Swiss authorities set in motion the arrest of fugitive director Roman Polanski in his decades-old child sex case as he traveled to the country last month, documents obtained by The Associated Press show.
A series of e-mails obtained under a public records request show the Swiss Federal Office of Justice sent an urgent fax to the U.S. Office of International Affairs on Sept. 22 stating Polanski was expected in Zurich. The director was to be feted at a film festival, and Swiss officials wanted to know if the U.S. would be submitting a request for Polanski's arrest.
It took little sleuthing to figure out Polanski would be in Zurich - the film festival had a Web site promoting its upcoming tribute to the "Rosemary's Baby" and "Chinatown" director. The new details again raise the question of why Switzerland decided to go after Polanski now, even though the 76-year-old director was a frequent visitor to that nation, where he owns an Alpine chalet.
After receiving the tip, federal officials alerted the Los Angeles district attorney's office, which immediately began drafting an arrest warrant.

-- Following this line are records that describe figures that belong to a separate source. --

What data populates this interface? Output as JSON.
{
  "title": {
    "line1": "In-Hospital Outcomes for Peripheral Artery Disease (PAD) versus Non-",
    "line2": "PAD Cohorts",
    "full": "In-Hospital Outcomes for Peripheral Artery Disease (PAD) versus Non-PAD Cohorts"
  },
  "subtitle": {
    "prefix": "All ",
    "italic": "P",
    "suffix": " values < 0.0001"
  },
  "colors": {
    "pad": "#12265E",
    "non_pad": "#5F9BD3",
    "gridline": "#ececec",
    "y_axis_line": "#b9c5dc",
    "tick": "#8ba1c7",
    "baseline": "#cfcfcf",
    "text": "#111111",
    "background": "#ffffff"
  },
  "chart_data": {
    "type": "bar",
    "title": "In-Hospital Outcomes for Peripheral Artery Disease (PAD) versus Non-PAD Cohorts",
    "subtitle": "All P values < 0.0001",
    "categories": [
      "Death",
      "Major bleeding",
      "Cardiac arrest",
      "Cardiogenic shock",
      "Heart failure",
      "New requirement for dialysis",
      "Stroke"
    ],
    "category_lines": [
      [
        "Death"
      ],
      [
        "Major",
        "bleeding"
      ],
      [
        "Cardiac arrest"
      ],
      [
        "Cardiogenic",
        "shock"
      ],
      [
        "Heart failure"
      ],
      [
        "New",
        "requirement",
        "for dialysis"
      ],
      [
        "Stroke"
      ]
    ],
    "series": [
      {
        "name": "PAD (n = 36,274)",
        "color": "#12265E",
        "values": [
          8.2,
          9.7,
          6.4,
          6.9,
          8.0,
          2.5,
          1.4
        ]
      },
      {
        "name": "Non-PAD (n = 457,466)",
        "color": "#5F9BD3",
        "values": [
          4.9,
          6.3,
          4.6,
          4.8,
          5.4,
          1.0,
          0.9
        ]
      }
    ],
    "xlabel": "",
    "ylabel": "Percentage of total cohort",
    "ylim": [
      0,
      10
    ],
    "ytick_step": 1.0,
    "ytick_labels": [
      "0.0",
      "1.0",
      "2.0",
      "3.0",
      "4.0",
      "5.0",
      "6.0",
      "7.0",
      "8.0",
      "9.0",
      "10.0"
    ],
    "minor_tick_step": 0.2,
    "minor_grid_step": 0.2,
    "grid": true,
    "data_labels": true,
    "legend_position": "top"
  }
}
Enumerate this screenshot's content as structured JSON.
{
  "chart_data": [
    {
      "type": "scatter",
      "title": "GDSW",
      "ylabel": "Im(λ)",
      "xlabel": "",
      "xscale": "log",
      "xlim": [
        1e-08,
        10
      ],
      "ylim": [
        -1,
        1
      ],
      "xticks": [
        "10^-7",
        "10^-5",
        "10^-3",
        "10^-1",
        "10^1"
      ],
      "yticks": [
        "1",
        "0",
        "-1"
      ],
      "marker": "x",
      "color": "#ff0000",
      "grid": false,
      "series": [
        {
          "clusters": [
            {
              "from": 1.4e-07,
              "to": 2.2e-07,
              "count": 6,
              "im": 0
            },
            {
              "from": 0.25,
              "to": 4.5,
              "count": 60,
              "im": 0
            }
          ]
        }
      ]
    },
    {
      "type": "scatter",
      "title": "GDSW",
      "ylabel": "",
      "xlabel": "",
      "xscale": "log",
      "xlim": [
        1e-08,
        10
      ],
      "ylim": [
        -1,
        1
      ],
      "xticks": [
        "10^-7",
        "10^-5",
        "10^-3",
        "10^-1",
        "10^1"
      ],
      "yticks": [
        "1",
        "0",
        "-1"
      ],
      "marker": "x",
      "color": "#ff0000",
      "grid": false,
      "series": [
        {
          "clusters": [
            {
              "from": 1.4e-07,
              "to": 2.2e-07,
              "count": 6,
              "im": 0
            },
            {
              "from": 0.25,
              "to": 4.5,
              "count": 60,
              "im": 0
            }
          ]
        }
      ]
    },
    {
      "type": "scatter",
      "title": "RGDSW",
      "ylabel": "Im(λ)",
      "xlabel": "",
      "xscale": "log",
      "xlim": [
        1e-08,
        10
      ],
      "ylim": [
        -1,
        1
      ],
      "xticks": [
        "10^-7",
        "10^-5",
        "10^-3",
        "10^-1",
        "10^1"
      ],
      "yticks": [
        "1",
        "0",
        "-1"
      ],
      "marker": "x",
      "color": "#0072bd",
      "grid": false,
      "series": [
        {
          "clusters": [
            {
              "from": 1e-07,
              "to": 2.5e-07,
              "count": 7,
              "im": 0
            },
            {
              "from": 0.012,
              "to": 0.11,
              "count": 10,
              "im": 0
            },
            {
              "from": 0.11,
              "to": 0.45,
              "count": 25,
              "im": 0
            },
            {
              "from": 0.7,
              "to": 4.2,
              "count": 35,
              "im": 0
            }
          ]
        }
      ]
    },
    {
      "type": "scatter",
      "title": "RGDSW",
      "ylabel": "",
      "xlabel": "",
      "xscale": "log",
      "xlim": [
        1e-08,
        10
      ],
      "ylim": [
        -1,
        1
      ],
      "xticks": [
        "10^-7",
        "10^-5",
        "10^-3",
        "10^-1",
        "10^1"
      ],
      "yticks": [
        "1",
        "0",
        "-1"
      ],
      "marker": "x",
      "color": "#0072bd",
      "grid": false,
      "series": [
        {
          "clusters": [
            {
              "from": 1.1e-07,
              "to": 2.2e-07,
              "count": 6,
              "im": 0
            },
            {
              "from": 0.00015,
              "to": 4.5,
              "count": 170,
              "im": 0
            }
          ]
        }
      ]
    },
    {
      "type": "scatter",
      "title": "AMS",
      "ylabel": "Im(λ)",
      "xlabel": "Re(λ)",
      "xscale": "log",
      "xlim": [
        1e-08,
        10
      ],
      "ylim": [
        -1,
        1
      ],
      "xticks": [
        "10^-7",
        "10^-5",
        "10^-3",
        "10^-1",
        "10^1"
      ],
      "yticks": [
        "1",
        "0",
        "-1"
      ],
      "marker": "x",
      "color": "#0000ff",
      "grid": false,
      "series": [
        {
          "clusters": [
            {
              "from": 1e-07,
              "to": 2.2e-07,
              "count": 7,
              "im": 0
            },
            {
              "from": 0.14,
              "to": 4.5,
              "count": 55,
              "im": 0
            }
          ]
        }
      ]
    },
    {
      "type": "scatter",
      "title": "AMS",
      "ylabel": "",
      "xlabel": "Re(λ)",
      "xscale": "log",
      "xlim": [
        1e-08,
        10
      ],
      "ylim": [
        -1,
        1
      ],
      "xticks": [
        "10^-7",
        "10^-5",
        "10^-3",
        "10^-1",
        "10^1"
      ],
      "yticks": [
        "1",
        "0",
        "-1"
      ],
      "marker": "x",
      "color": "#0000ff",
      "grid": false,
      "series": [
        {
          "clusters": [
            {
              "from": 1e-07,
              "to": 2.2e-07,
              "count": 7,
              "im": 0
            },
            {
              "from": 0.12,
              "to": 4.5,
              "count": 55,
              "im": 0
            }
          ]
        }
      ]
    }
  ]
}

Polanski was arrested Sept. 26 as he arrived in Zurich to receive a lifetime achievement award at the festival. He has been battling extradition ever since and on Tuesday suffered a when Switzerland's top criminal court rejected his appeal to be released from prison, citing the "high" risk that the director would try to flee again.
A Sept. 25 e-mail from the Office of International Affairs to the district attorney's office shows U.S. authorities seemed confident Polanski would not be released.
"Generally, Switzerland does not release fugitives sought for extradition," the e-mail states. "The default in Switzerland is that a fugitive will be detained until s/he is either extradited or determined by the Swiss Federal Supreme Court to be non-extraditable."
Polanski's offers of bail, house arrest and electronic monitoring failed to sway the tribunal. Even his chalet in the luxury resort of Gstaad was brushed aside as insufficient collateral to guard against Polanski fleeing the country.
"The appellant has already once in 1978 eluded American criminal proceedings by traveling to Europe," the Federal Criminal Court said in its 17-page verdict, adding that Polanski's transfer to the U.S. could also cause family trauma and cost investors millions of dollars in losses.
Polanski was accused of plying a 13-year-old girl with champagne and part of a Quaalude pill during a modeling shoot in 1977 and raping her. He was initially indicted on six felony counts, including rape by use of drugs, child molesting and sodomy.
He pleaded guilty to the lesser charge of unlawful sexual intercourse and fled amid a legal dispute over his sentence.